REGNE D’ALPHONSE, PERE DE DON PEDRE. – 1308-1350.


I.

Don Alphonse de Castille, onzième du nom, père de don Pèdre, fut un grand roi. Depuis la mort de saint Ferdinand, la Castille avait été en proie à une anarchie continuelle ; des princes faibles, de longues minorités, avaient accru au plus haut degré l’audace des riches-hommes. Tandis qu’ils s’entre-battaient en se disputant le pouvoir, c’est-à-dire le privilège exclusif de mettre le pays au pillage, le peuple des villes et les paysans, exaspérés par l’excès de leurs maux, se soulevaient de toutes parts et exerçaient de sanglantes représailles contre leurs oppresseurs.
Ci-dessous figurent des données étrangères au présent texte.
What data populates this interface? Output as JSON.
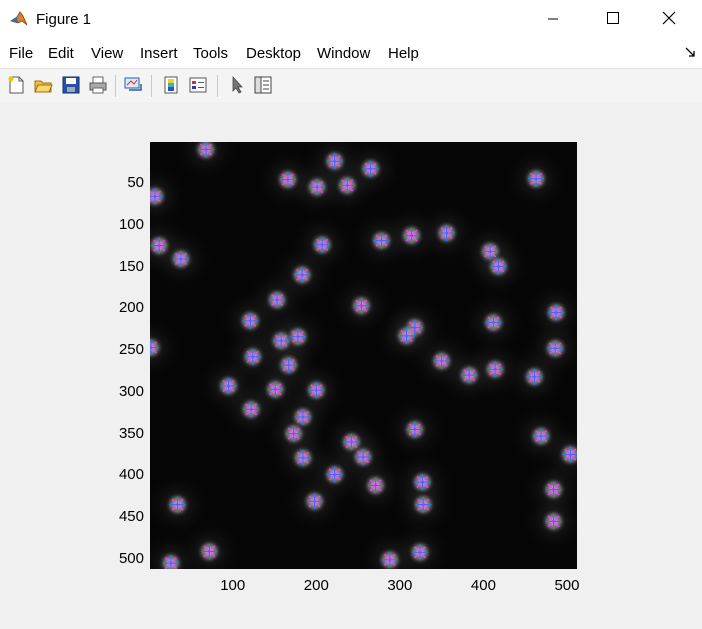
{
  "window": {
    "title": "Figure 1",
    "icon": "matlab-icon",
    "controls": [
      "minimize-icon",
      "maximize-icon",
      "close-icon"
    ]
  },
  "menu": [
    "File",
    "Edit",
    "View",
    "Insert",
    "Tools",
    "Desktop",
    "Window",
    "Help"
  ],
  "toolbar": [
    "new-figure-icon",
    "open-file-icon",
    "save-icon",
    "print-icon",
    "link-plot-icon",
    "insert-colorbar-icon",
    "insert-legend-icon",
    "edit-plot-pointer-icon",
    "property-inspector-icon"
  ],
  "colors": {
    "marker_plus": "#3b6cff",
    "marker_x": "#ff3cff"
  },
  "chart_data": {
    "type": "scatter",
    "image_background": "grayscale fluorescence image (black background, bright cells)",
    "xlim": [
      1,
      512
    ],
    "ylim": [
      1,
      512
    ],
    "y_reversed": true,
    "xticks": [
      100,
      200,
      300,
      400,
      500
    ],
    "yticks": [
      50,
      100,
      150,
      200,
      250,
      300,
      350,
      400,
      450,
      500
    ],
    "grid": false,
    "legend": "none",
    "series": [
      {
        "marker": "+ and x overlaid",
        "points": [
          [
            68,
            10
          ],
          [
            222,
            24
          ],
          [
            265,
            33
          ],
          [
            166,
            46
          ],
          [
            237,
            53
          ],
          [
            201,
            55
          ],
          [
            463,
            45
          ],
          [
            7,
            66
          ],
          [
            12,
            125
          ],
          [
            38,
            141
          ],
          [
            278,
            119
          ],
          [
            314,
            113
          ],
          [
            356,
            110
          ],
          [
            207,
            124
          ],
          [
            408,
            132
          ],
          [
            418,
            150
          ],
          [
            183,
            160
          ],
          [
            153,
            190
          ],
          [
            254,
            197
          ],
          [
            121,
            215
          ],
          [
            412,
            217
          ],
          [
            487,
            205
          ],
          [
            318,
            223
          ],
          [
            308,
            233
          ],
          [
            178,
            234
          ],
          [
            158,
            239
          ],
          [
            2,
            247
          ],
          [
            124,
            258
          ],
          [
            167,
            268
          ],
          [
            350,
            263
          ],
          [
            486,
            248
          ],
          [
            383,
            280
          ],
          [
            414,
            273
          ],
          [
            461,
            282
          ],
          [
            95,
            293
          ],
          [
            151,
            297
          ],
          [
            200,
            298
          ],
          [
            122,
            321
          ],
          [
            184,
            330
          ],
          [
            173,
            350
          ],
          [
            318,
            345
          ],
          [
            242,
            360
          ],
          [
            469,
            353
          ],
          [
            184,
            379
          ],
          [
            256,
            378
          ],
          [
            504,
            375
          ],
          [
            222,
            399
          ],
          [
            271,
            412
          ],
          [
            327,
            408
          ],
          [
            484,
            417
          ],
          [
            198,
            431
          ],
          [
            328,
            435
          ],
          [
            34,
            435
          ],
          [
            484,
            455
          ],
          [
            72,
            491
          ],
          [
            324,
            492
          ],
          [
            288,
            501
          ],
          [
            26,
            505
          ]
        ]
      }
    ]
  }
}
Voici le tableau qu’un auteur contemporain nous a laissé de la situation où se trouvait la Castille à l’avènement de don Alphonse :

« Or, sachez qu’il y avait mainte cause et manière pourquoi les villes du roi et les autres villes du royaume reçussent grand dommage et fussent du tout détruites ; car riches-hommes et gentilshommes vivaient de vols et pilleries qu’ils faisaient en la terre, et les tuteurs du roi y donnaient la main, chacun pour les avoir à son aide. Que si quelqu’un

  1. Cortès de Valladolid, art. I. Orden. contra los ladrones y malhechores.